Relative correlation function calculation results, $C_{\mathrm{Q}}\left(t\right)-C_{\mathrm{Q}}\left(0\right)$ in ${(\text{rad}/\text{s})}^2$, for the five cases of bath spatial configurations labeled A–F studied in Ref. [8] with linear scales (left) and logarithmic scales (right). The $C_{\mathrm{Q}}\left(0\right)$ values are $55594$, $14.3$, $59.8$, $19.1$, $5.93$, and 287 ${(\text{rad}/\text{s})}^2$, respectively. Black dashed curves are O-U type of the form $Aexp(-Bt)+C$, loosely fitting the calculations over some respective time ranges. Thick (and colored) solid, dashed, and dotted curves on the right plot are 2-cluster, 3-cluster, and 4-cluster results, respectively.

Figure 2

Comparison of echo decays (plotted as 1-echo versus total pulse sequence time on a log-log scale) calculated directly using the CCE versus via the correlation functions from Fig. 1 for cases A–F. The solid black curves are direct calculation results.
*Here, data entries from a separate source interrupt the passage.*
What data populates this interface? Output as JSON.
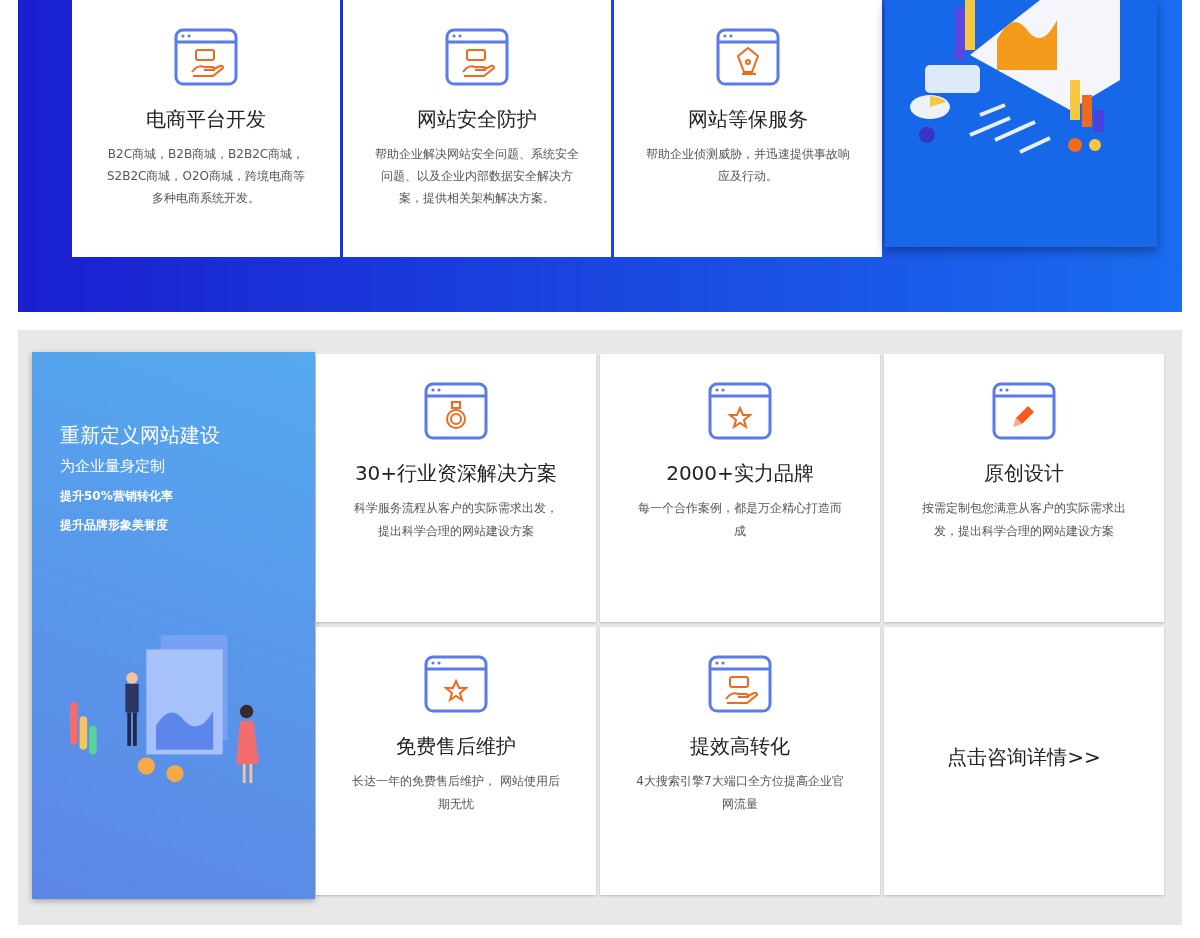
{
  "top_services": [
    {
      "title": "电商平台开发",
      "desc": "B2C商城，B2B商城，B2B2C商城，S2B2C商城，O2O商城，跨境电商等多种电商系统开发。"
    },
    {
      "title": "网站安全防护",
      "desc": "帮助企业解决网站安全问题、系统安全问题、以及企业内部数据安全解决方案，提供相关架构解决方案。"
    },
    {
      "title": "网站等保服务",
      "desc": "帮助企业侦测威胁，并迅速提供事故响应及行动。"
    }
  ],
  "promo": {
    "title": "重新定义网站建设",
    "subtitle": "为企业量身定制",
    "bullets": [
      "提升50%营销转化率",
      "提升品牌形象美誉度"
    ]
  },
  "features": [
    {
      "kind": "card",
      "title": "30+行业资深解决方案",
      "desc": "科学服务流程从客户的实际需求出发，提出科学合理的网站建设方案"
    },
    {
      "kind": "card",
      "title": "2000+实力品牌",
      "desc": "每一个合作案例，都是万企精心打造而成"
    },
    {
      "kind": "card",
      "title": "原创设计",
      "desc": "按需定制包您满意从客户的实际需求出发，提出科学合理的网站建设方案"
    },
    {
      "kind": "card",
      "title": "免费售后维护",
      "desc": "长达一年的免费售后维护， 网站使用后期无忧"
    },
    {
      "kind": "card",
      "title": "提效高转化",
      "desc": "4大搜索引擎7大端口全方位提高企业官网流量"
    },
    {
      "kind": "link",
      "title": "点击咨询详情>>"
    }
  ]
}
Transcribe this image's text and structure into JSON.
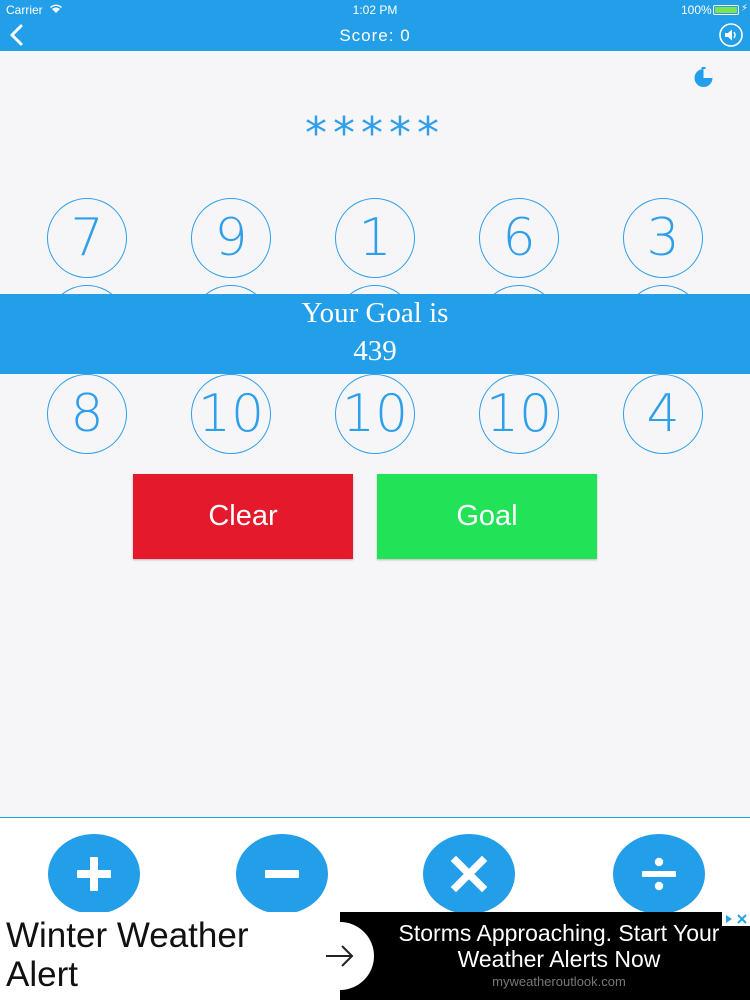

The yellow dashed curves are derived from correlation functions. Both include up to 4-cluster contributions. Each case shows results for 1- to 4-pulse UDD sequences (UDD1 is a Hahn echo). Initial coherence behavior improves with an increased number of pulses; that is, the 1–4 pulse curves are seen left to right. Additionally for cases B–F we show echo decay for optimized 4-pulse sequences that perform slightly better than UDD4; the red dashed curves are the correlation function derived results for these pulse sequences, in excellent agreement with direct calculations in solid black. Dotted black curves show direct 2-cluster results; we find that corrections from larger clusters are important, even at short times, for some of the multipulse sequences.

Figure 3

Scatter plot of the extreme values for the relative discrepancy of echo infidelity (1-echo) estimates versus the maximum coupling constant to the central spin. Hahn echo (UDD1) and UDD4 cases are represented from about 900 and 750 random spatial configurations, respectively. The relative discrepancy is computed as (estimated - expected)/min(estimated, expected) where “estimated” uses the correlation function and “expected” uses the direct CCE approach. Positive values correspond with pessimistic estimates. Relative discrepancies shown are the two extremes (per spatial configuration) over 100 logarithmically spaced time points between 1 ms and $0.3$ s, skipping infidelities below ${10}^{-7}$ where the numerical precision is suspect. These are plotted on a symmetric positive and negative logarithmic scale with a linear region between $\pm 0.1$. The top figure shows cumulative counts of instances versus maximum coupling constants. The right figure shows cumulative probability distributions of relative discrepancies.

Figure 4

Optimal, symmetric, 4-pulse refocusing sequences for cases B–F found efficiently using the correlation functions of Fig. 1. The curves indicate the fractional times of $\pi$ pulses as a function of the total pulse sequence time. For comparision, we show the 4-pulse UDD and Carr-Purcell-Meiboom-Gill sequence as dashed and dotted lines respectively.